My First but Hopefully Not My Last RAAC Conference

Emily Suzanne Clark

Shortly before the 2011 biennial Conference on Religion in American Culture hosted by the IUPUI, I read the published proceedings from the 2009 conference. I then wished Indiana was closer to Florida and waited for the 2011 conference proceedings to be posted. This year, a small contingent of #religinoles made the drive from Tallahassee to Indianapolis for the 2013 conference. It was a fantastic weekend full of good conversations. The in-the-round setup and small attendance gives the conference an intimate feel – almost like a conference panel meets a graduate seminar table. And, just as in 2011, I can’t wait for the proceeding to be published in order to go back and think more on weekend’s topics.
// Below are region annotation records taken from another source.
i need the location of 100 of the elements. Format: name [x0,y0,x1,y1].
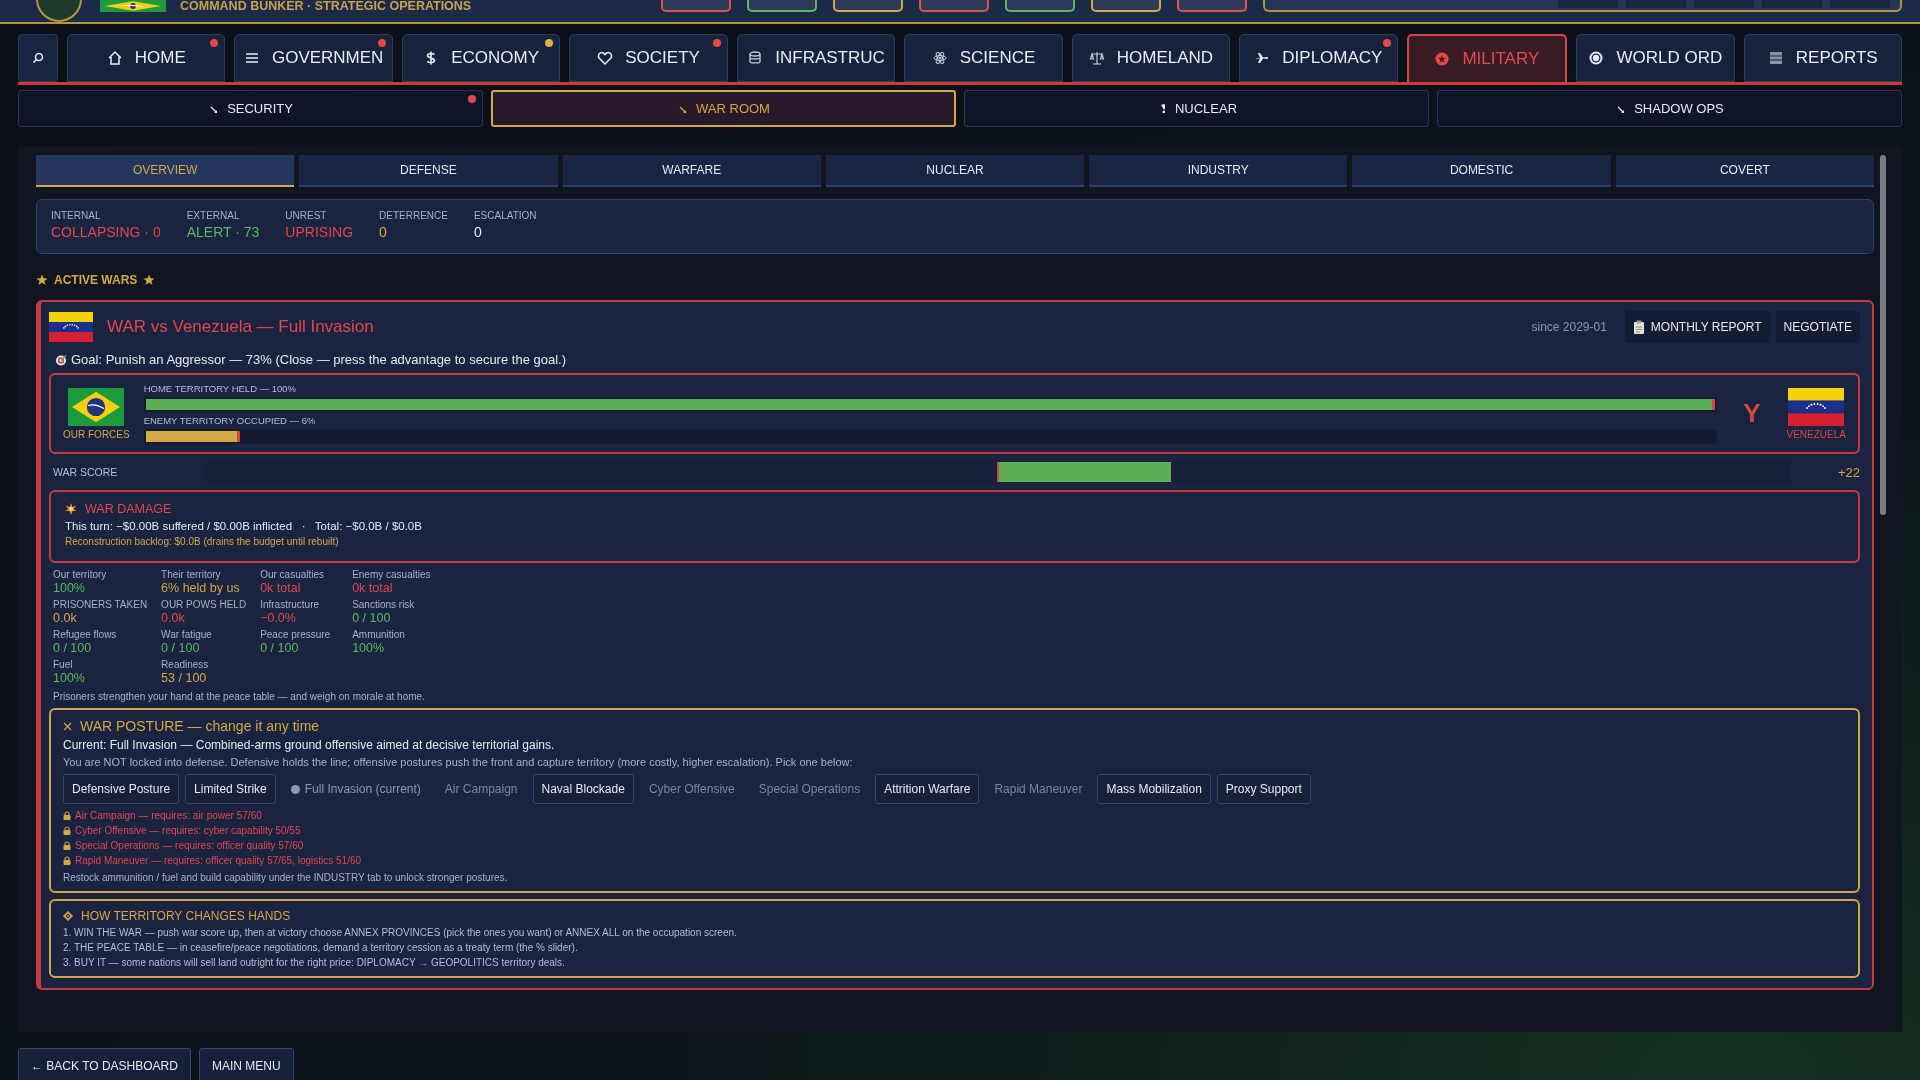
lock-icon [63,826,71,835]
nav-tab[interactable]: GOVERNMEN [234,34,393,82]
table-icon [1767,50,1784,66]
database-icon [747,50,764,66]
posture-button[interactable]: Defensive Posture [63,774,180,804]
stat-label: OUR POWS HELD [161,599,247,610]
header-chip[interactable] [661,0,732,12]
nav-tab[interactable]: REPORTS [1743,34,1902,82]
posture-footer: Restock ammunition / fuel and build capability under the INDUSTRY tab to unlock stronger postures. [63,872,1846,883]
status-label: INTERNAL [51,210,102,221]
search-button[interactable] [18,34,58,82]
footer-button[interactable]: ← BACK TO DASHBOARD [18,1048,191,1080]
section-tab[interactable]: INDUSTRY [1089,155,1348,187]
nav-tab[interactable]: ECONOMY [401,34,561,82]
stat-value: 100% [53,581,86,595]
goal-text: Goal: Punish an Aggressor — 73% (Close — press the advantage to secure the goal.) [71,352,566,367]
flag-icon [100,0,166,12]
posture-note: You are NOT locked into defense. Defensive holds the line; offensive postures push the front and capture territory (more costly, higher escalation). Pick one below: [63,756,854,768]
stat-value: 6% held by us [161,581,241,595]
flag-icon [68,387,125,426]
versus-mark: Y [1743,398,1761,429]
explosion-icon [65,503,77,515]
sub-tab[interactable]: WAR ROOM [491,90,956,127]
section-tab[interactable]: DOMESTIC [1352,155,1611,187]
panel-title: HOW TERRITORY CHANGES HANDS [81,909,291,923]
star-icon [36,274,48,286]
status-label: UNREST [285,210,328,221]
current-posture: Current: Full Invasion — Combined-arms ground offensive aimed at decisive territorial gains. [63,738,556,752]
stat-label: Readiness [161,659,210,670]
lock-icon [63,811,71,820]
status-value: 0 [473,224,483,240]
header-chip[interactable] [1177,0,1248,12]
header-chip[interactable] [1091,0,1162,12]
nav-tab[interactable]: SOCIETY [569,34,728,82]
header-chip[interactable] [1005,0,1076,12]
heart-icon [597,50,614,66]
nav-tab[interactable]: HOME [67,34,226,82]
backlog-text: Reconstruction backlog: $0.0B (drains the budget until rebuilt) [65,536,340,547]
status-value: 0 [379,224,388,240]
nav-tab[interactable]: HOMELAND [1071,34,1231,82]
status-label: DETERRENCE [379,210,448,221]
header-chip[interactable] [919,0,990,12]
stat-value: 100% [352,641,386,655]
scrollbar[interactable] [1880,155,1886,515]
bar-label: HOME TERRITORY HELD — 100% [143,383,298,394]
clipboard-icon [1632,320,1645,334]
stat-label: Infrastructure [260,599,321,610]
posture-button[interactable]: Attrition Warfare [875,774,980,804]
posture-button[interactable]: Limited Strike [185,774,276,804]
flag-icon [1788,387,1845,426]
star-icon [143,274,156,286]
section-tab[interactable]: WARFARE [562,155,821,187]
instruction-line: 3. BUY IT — some nations will sell land outright for the right price: DIPLOMACY → GEOPOLITICS territory deals. [63,957,566,968]
stat-value: 0k total [352,581,394,595]
nav-tab[interactable]: SCIENCE [904,34,1063,82]
instruction-line: 1. WIN THE WAR — push war score up, then at victory choose ANNEX PROVINCES (pick the ones you want) or ANNEX ALL on the occupation screen. [63,927,738,938]
stat-label: Sanctions risk [352,599,416,610]
section-tab[interactable]: COVERT [1615,155,1874,187]
panel-title: WAR POSTURE — change it any time [80,718,320,734]
section-tab[interactable]: DEFENSE [299,155,558,187]
stat-label: Peace pressure [260,629,332,640]
search-icon [32,52,44,64]
header-chip[interactable] [747,0,818,12]
side-label: VENEZUELA [1786,428,1846,440]
war-title: WAR vs Venezuela — Full Invasion [107,317,374,337]
nav-tab[interactable]: MILITARY [1406,34,1568,82]
instruction-line: 2. THE PEACE TABLE — in ceasefire/peace negotiations, demand a territory cession as a treaty term (the % slider). [63,942,579,953]
status-value: COLLAPSING · 0 [51,224,161,240]
war-action-button[interactable]: NEGOTIATE [1775,311,1860,343]
sub-tab[interactable]: NUCLEAR [964,90,1429,127]
status-value: UPRISING [285,224,354,240]
stat-value: 0 / 100 [53,641,93,655]
sub-tab[interactable]: SHADOW OPS [1437,90,1902,127]
stat-value: 0.0k [161,611,186,625]
status-value: ALERT · 73 [186,224,260,240]
sub-tab[interactable]: SECURITY [18,90,483,127]
stat-label: PRISONERS TAKEN [53,599,148,610]
note-text: Prisoners strengthen your hand at the peace table — and weigh on morale at home. [53,691,426,702]
menu-icon [243,50,260,66]
atom-icon [931,50,948,66]
header-chip[interactable] [833,0,904,12]
footer-button[interactable]: MAIN MENU [198,1048,294,1080]
war-action-button[interactable]: MONTHLY REPORT [1624,311,1770,343]
posture-button[interactable]: Naval Blockade [532,774,634,804]
stat-label: Ammunition [352,629,406,640]
section-tab[interactable]: NUCLEAR [825,155,1085,187]
nav-tab[interactable]: INFRASTRUC [736,34,896,82]
posture-button[interactable]: Mass Mobilization [1097,774,1211,804]
stat-value: −0.0% [260,611,297,625]
stat-value: 0 / 100 [260,641,300,655]
nav-tab[interactable]: WORLD ORD [1576,34,1735,82]
lock-icon [63,841,71,850]
posture-button[interactable]: Proxy Support [1216,774,1311,804]
radio-icon [1588,50,1605,66]
nav-tab[interactable]: DIPLOMACY [1239,34,1398,82]
side-label: OUR FORCES [63,428,130,440]
lock-requirement: Special Operations — requires: officer quality 57/60 [75,840,304,851]
score-value: +22 [1836,464,1860,480]
section-tab[interactable]: OVERVIEW [36,155,295,187]
stat-value: 0k total [260,581,302,595]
Conference wrap-ups have been popular on the blog lately, so I’ll try to keep my reflections short and focused on a couple ideas.
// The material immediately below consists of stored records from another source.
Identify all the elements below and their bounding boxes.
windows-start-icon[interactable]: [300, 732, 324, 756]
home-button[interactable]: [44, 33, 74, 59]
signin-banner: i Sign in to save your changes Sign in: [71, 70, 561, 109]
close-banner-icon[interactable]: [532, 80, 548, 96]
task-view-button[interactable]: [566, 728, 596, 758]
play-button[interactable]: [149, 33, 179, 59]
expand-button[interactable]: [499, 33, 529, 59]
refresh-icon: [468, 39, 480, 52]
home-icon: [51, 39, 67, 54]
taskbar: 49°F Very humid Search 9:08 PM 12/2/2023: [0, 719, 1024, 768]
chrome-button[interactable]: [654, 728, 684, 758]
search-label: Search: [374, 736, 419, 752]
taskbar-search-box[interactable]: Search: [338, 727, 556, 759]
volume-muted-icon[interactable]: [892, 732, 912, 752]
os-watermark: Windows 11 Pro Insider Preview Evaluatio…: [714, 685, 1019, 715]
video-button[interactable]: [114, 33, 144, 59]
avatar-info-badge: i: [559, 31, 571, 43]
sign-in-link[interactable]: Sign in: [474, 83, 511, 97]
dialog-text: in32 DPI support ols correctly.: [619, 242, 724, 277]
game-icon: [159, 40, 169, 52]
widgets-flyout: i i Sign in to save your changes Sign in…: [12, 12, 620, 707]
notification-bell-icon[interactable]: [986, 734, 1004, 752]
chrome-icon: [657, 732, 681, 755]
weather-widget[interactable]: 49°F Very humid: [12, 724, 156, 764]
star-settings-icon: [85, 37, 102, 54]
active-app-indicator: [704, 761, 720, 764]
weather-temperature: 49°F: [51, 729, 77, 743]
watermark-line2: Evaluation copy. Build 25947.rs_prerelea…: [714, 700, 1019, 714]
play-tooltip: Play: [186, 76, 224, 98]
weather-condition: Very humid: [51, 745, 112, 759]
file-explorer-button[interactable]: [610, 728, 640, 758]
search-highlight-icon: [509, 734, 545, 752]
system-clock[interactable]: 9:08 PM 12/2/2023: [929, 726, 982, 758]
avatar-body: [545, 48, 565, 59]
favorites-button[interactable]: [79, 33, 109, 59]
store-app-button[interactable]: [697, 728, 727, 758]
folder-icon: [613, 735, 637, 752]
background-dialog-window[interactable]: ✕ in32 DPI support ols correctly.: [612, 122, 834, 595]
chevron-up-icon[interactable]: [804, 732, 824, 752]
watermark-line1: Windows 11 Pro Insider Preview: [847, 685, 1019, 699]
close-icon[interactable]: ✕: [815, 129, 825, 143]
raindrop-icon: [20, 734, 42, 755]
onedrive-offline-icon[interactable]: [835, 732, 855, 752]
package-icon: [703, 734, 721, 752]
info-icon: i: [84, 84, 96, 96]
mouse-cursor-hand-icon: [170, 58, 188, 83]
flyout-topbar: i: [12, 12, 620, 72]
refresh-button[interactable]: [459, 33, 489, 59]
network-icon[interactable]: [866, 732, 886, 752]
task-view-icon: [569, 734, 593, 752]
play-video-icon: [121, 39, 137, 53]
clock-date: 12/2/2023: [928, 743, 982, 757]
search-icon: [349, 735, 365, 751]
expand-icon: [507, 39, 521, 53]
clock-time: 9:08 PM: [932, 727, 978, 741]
One question that has simmered in my brain since Manuel Vasquez’s More Than Belief: A Materialist Theory of Religion is how to discuss the interplay between materiality and culture. This came up a couple of times during the weekend. Kicking off the Space and Place panel, John Corrigan suggested that our work needs to negotiate the material, the metaphysical, and the cultural when it comes to discussing space and religion. Particularly since the ethnographic turn, there have been many good monographs that explore the creation of sacred space through ritual practice. However, theorizing on how to answer Corrigan’s call for taking account of cultural, metaphysical, and material space largely remains undone. The panel and audience had some difficulty on providing a definition for sacred space. Ed Linenthal cited David Chidester’s definition of sacred space as that which can become defiled space. Tracy Leavelle referred to the “pull of place” found in Native American religions. I thought of Linenthal and Chidester’s identification of sacred space as contested space in American Sacred Space. I hope the discussion and interest in space were signs that future projects will continue to theorize sacred space. The work of William Cronon (Changes in the Land) and Chip Callahan (Work and Faith in the Kentucky Coal Mines) both point to how the materiality of space can provide scholars of American religion with another source of evidence for our work. Space, in part, shapes religion, but materialism alone cannot explain religion. In both cases, religion is contingent upon the local context, but the material reality of physical space framing the religious lives of their subjects also matters.

Materiality came into the conversation again the following day during the panel on the Bible in American Life. Sylvester Johnson’s comments highlighted how the text is never just the text. The form, function, and dispersion of a Gideon Bible are quite different from a Scofield Reference Bible. Additionally, since the Bible was/is often seen as an authoritative text (though the how/why/for who question is complicated), Johnson reminded us how scripture was often tied to regime. Johnson focused his remarks on scripturalization, the process of how texts become scripture, and then how those scriptures are used (the latter often depending on the beliefs and practices with which one approaches the scripture). Scripturalization is never a neutral practice and has often been violent. Johnson also encouraged more work on other American scriptures, such as Mary Baker Eddy’s Health and Science with Key to the Scriptures and the Book of Mormon. This also brought to my mind Laurie Maffly-Kipp’s Setting Down the Sacred Past: African-American Race Histories, how communities remember and record their own history and practice, and how the act of writing one’s “sacred” history is often a religious and political act. Johnson gave a shout-out to Vincent Wimbush’s recent book, White Men’s Magic: Scripturalization as Slavery. And like Corrigan’s call for bringing together the material, the metaphysical, and the cultural in our work, the Bible in American Life panel sharpened my attention to how certain texts and scriptures sit at the same theoretical intersection of culture, material, and metaphysical.

The final panel on the future of American religion was a fantastic yet sobering look at the future of religion in America and the study of it. When the proceedings are published, the comments of Katie Lofton, Nancy Ammerman, John McGreevy, and David Yoo will be read and reread by many. I know I will.

 For another conference wrap-up see my fellow religinole Charlie McCrary’s post on the Junto blog. Also, check out the conference tweets (#raac2013) storified by fellow bloggers and tweeters Cara Burnidge and Chris Cantwell.

Comments

Trevor Burrows said…
Thanks for sharing some of your reflections on the conference, Emily! I am also looking forward to the proceedings being published; comments and conversation during each panel moved so quickly that I know my notes only captured a fraction of it all. Definitely a lot to chew on!